Why do bad things happen to good people? It’s a question that has plagued the people of earth almost since the very beginning. The oldest book in the Bible, Job, tackles that issue right from the top. Unfortunately, it doesn’t provide very many answers. Job demands an explanation for his suffering, and God essentially tells him, “You wouldn’t understand if I told you.”
When Jesus’ disciples see this man blind from birth, their assumption is neat and easy: sin is at the heart of his suffering. “So whose sin is it, Jesus? His or his parents?” The only logical reason God would let someone suffer as this man has suffered is that he is being punished. That sort of theology is neat and easy. It makes suffering fit in our little boxes. Now we are responsible for the good and the bad that happen – God is merely the arbitrator of a form of karma.

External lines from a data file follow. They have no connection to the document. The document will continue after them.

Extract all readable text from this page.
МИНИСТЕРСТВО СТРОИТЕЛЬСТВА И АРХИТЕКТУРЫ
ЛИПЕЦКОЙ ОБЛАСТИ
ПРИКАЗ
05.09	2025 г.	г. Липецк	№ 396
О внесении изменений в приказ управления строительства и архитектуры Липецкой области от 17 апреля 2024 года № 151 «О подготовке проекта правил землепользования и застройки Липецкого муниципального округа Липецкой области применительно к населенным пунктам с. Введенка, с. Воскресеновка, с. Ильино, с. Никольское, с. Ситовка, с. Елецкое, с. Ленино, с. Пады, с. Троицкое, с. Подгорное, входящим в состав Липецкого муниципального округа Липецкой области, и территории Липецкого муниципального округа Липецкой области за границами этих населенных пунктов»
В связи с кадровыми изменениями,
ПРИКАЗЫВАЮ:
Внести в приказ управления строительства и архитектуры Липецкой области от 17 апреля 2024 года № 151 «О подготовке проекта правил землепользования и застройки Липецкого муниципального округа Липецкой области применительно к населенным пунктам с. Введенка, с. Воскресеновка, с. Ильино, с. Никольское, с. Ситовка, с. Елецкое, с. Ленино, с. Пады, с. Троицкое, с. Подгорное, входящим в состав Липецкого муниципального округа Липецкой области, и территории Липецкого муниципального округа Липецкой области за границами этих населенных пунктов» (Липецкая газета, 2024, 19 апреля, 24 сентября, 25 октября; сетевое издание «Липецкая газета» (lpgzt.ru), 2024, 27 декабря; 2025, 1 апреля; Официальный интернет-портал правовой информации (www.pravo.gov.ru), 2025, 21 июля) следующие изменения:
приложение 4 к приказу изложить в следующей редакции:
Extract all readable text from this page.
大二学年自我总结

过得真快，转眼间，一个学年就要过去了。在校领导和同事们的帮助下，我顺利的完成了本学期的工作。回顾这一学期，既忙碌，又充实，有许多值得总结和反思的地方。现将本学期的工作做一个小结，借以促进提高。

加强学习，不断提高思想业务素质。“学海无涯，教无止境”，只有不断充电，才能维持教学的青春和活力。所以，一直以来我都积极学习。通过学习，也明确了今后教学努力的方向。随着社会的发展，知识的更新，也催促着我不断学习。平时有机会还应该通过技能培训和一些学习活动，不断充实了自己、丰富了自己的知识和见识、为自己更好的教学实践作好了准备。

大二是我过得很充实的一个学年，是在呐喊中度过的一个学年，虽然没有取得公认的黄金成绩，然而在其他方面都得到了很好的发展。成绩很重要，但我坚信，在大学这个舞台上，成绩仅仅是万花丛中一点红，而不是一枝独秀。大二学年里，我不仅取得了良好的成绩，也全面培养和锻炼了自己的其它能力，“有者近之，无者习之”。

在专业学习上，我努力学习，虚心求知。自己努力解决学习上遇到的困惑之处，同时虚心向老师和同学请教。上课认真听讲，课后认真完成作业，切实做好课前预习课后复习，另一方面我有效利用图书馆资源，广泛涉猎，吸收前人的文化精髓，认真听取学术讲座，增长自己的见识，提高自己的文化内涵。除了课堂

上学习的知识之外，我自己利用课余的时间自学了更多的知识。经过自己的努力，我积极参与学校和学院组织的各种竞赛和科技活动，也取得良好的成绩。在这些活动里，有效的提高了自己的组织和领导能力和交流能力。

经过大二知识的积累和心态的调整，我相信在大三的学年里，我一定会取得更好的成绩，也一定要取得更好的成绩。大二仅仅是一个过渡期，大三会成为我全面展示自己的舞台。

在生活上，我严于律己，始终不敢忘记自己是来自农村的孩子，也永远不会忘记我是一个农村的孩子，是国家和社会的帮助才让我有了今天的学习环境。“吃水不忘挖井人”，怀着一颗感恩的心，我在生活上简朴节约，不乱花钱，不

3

But Jesus rejects these sort of over-simplified explanations. In fact, He rejects any explanation at all. He doesn’t go back and explain that, yes, sin is behind all suffering – but it’s not NECESSARILY some specific sin – it’s a sign of the brokenness of all of us. Jesus doesn’t walk through how sin destroyed everything in Eden, most notably Adam and Eve’s unhindered fellowship with God. How it invited disease and aging and death into the world. How every person stands broken and disfigured before God, and how without His Grace not one person enters His presence. Jesus doesn’t remind them that what has happened to this man can happen to any one of us – God hasn’t given us those sort of guarantees in this life.
Instead, Jesus points to something greater – “It was not that this man sinned, or his parents, but that the works of God might be displayed in him.” Translation: “God is about to use this moment to show you something incredible.”
Are you hurting today? God is not the author of evil. The pain and suffering caused by disease and dysfunction were not His invention or desire. Amazingly, however, He uses even those moments to reveal His glory to us. We Worship a God who rose from the grave – turning a place of mourning into a place of ultimate triumph. He can do the same in your darkest hour. If you are hurting, turn to Him. He has not gone anywhere. He loves you. And He can replace your darkness with light and your despair with hope.